Cucumbers, a summer favourite in salads and sandwiches, are not only an important commercial crop but also valuable model plants advancing genomic research.
A collaborative study between the John Innes Centre and the Chinese Academy of Agricultural Sciences (CAAS) combined genomic analysis and experiments to explore molecular differences between wild cucumbers and their domesticated counterparts.
Focusing on the genetics behind fruit elongation — since cultivated cucumbers are longer than their shorter, bitter wild relatives — the team uncovered insights that could enable more precise breeding of larger, higher-yielding crops with greater diversity.
Traditional plant breeding often targets mutations in protein-coding DNA sequences, which control traits like fruit size, flavour, and seed shape.

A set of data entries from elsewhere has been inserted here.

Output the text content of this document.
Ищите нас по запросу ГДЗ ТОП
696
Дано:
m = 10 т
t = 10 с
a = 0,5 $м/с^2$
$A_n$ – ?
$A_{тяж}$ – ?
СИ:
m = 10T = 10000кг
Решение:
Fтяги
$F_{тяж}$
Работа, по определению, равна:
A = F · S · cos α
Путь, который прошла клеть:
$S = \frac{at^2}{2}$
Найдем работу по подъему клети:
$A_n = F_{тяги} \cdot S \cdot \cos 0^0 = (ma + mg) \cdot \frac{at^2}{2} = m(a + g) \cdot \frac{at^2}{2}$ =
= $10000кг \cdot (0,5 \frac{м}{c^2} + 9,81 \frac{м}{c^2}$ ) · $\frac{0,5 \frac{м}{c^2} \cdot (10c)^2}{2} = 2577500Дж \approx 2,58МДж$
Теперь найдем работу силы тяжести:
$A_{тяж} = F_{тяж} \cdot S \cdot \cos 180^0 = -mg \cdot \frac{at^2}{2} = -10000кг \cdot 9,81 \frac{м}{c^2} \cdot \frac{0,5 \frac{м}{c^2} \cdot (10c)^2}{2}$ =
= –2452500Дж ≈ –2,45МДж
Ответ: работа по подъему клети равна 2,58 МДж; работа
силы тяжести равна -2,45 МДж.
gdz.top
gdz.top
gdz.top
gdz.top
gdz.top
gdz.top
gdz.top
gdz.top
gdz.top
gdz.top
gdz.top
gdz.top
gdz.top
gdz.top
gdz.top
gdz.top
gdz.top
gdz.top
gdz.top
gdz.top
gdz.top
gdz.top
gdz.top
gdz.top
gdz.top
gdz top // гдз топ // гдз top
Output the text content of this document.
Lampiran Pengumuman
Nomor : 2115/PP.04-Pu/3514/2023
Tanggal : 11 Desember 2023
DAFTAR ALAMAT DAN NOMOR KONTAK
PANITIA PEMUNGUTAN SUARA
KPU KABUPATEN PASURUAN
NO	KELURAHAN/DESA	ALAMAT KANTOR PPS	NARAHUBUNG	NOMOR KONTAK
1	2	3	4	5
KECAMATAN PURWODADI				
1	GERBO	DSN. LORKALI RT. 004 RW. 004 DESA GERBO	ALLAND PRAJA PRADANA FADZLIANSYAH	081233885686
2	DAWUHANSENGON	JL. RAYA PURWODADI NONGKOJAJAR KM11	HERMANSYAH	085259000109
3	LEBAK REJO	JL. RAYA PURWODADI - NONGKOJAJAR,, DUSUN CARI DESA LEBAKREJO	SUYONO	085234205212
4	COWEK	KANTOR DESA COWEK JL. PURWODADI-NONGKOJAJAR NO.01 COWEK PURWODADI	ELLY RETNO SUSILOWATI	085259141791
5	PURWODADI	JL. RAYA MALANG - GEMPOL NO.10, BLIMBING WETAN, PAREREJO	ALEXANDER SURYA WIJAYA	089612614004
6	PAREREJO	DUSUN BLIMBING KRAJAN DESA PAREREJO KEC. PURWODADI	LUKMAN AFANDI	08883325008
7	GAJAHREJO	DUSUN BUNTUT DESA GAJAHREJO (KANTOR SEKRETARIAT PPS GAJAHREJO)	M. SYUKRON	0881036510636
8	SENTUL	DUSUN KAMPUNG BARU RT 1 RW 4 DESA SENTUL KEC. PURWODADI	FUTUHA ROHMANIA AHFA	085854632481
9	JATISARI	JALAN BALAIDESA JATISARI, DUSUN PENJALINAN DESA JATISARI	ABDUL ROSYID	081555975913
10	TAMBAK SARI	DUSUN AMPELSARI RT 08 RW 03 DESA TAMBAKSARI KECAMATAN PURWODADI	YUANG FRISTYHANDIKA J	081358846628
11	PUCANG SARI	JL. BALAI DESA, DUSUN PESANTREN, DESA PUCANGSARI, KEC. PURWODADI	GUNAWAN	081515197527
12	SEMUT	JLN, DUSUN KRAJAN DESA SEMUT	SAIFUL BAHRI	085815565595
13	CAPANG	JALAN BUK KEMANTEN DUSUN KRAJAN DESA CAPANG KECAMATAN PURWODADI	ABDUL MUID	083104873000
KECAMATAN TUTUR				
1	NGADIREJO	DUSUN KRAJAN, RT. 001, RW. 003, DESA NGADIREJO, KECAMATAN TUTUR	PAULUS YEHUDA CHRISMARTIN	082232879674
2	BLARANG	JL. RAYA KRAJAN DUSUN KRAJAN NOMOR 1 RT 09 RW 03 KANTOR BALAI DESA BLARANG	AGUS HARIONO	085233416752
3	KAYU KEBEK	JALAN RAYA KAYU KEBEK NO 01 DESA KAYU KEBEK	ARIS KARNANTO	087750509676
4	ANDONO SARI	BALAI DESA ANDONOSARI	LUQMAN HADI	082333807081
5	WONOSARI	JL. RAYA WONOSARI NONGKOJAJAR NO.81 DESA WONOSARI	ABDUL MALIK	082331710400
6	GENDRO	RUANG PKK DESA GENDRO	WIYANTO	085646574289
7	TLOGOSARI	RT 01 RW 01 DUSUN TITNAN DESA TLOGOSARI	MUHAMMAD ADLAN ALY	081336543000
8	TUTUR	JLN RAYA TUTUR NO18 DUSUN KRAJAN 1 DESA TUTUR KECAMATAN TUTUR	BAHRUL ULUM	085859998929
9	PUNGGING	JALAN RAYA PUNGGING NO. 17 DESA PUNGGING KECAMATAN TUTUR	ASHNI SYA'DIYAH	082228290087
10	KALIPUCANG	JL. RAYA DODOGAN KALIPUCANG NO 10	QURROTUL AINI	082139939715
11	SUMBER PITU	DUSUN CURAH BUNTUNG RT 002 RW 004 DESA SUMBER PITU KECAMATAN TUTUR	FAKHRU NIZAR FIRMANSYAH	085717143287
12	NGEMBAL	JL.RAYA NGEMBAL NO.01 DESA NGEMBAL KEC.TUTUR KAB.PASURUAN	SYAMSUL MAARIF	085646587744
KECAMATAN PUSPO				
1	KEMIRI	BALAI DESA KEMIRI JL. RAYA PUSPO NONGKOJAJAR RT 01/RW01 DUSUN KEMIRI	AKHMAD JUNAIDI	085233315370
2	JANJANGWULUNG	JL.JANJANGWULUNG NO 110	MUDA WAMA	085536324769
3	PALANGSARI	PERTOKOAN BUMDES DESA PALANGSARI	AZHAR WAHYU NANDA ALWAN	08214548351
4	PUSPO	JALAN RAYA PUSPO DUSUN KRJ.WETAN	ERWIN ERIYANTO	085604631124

However, these genes represent only a small fraction of the genome. Increasingly, researchers are turning to non-coding DNA regions once considered “silent.”
Synonymous mutations — formerly called silent mutations — occur in non-coding regions and are gaining attention for their role in cellular function. While previous studies hinted at their importance, evidence of their influence on traits in complex organisms has been limited, according to a press release.
Published in Cell, this study reveals how a single synonymous mutation influences cucumber fruit length by altering RNA structure and function — a molecule essential in gene expression.
Using a genomic variation map of cucumber populations, the researchers identified fruit length as a key domestication trait. Molecular and genetic analyses showed that this single mutation was a major driver of fruit elongation during domestication, resulting in fruits up to 70% longer.
Importantly, this mutation doesn’t affect protein production directly, as is common with most agriculturally important traits. Instead, it reshapes RNA, which in turn suppresses the protein responsible for the shorter fruit trait found in wild cucumbers.
“A tiny ‘silent’ change in a cucumber gene — once thought to be innocuous — is the key player in making modern cucumbers longer,” said Dr Yueying Zhang, postdoctoral researcher at the John Innes Centre and first author of the study.
“Remarkably this silent mutation, long thought to be biologically neutral, rewired RNA regulation and contributed directly to the development of a domesticated trait.”
The findings offer valuable insights for crop breeding programs, presenting new opportunities to engineer important traits in the future. This research is particularly significant for traits like fruit size, which directly impact crop yield and provide commercial benefits for growers.
It also opens the door for further studies focused on synonymous sites, leveraging precision breeding tools such as gene editing to enhance traits across a wide range of crops.
This pioneering research was a collaborative effort between Professor Yiliang Ding’s team at the John Innes Centre, UK, and groups led by Professor Xueyong Yang at the Institute of Vegetables and Flowers, along with Academician Sanwen Huang, FRS, President of the Chinese Academy of Agricultural Sciences (CAAS). The project was initiated and led by CAAS, with Professor Ding’s team providing key expertise on RNA structure and translation regulation.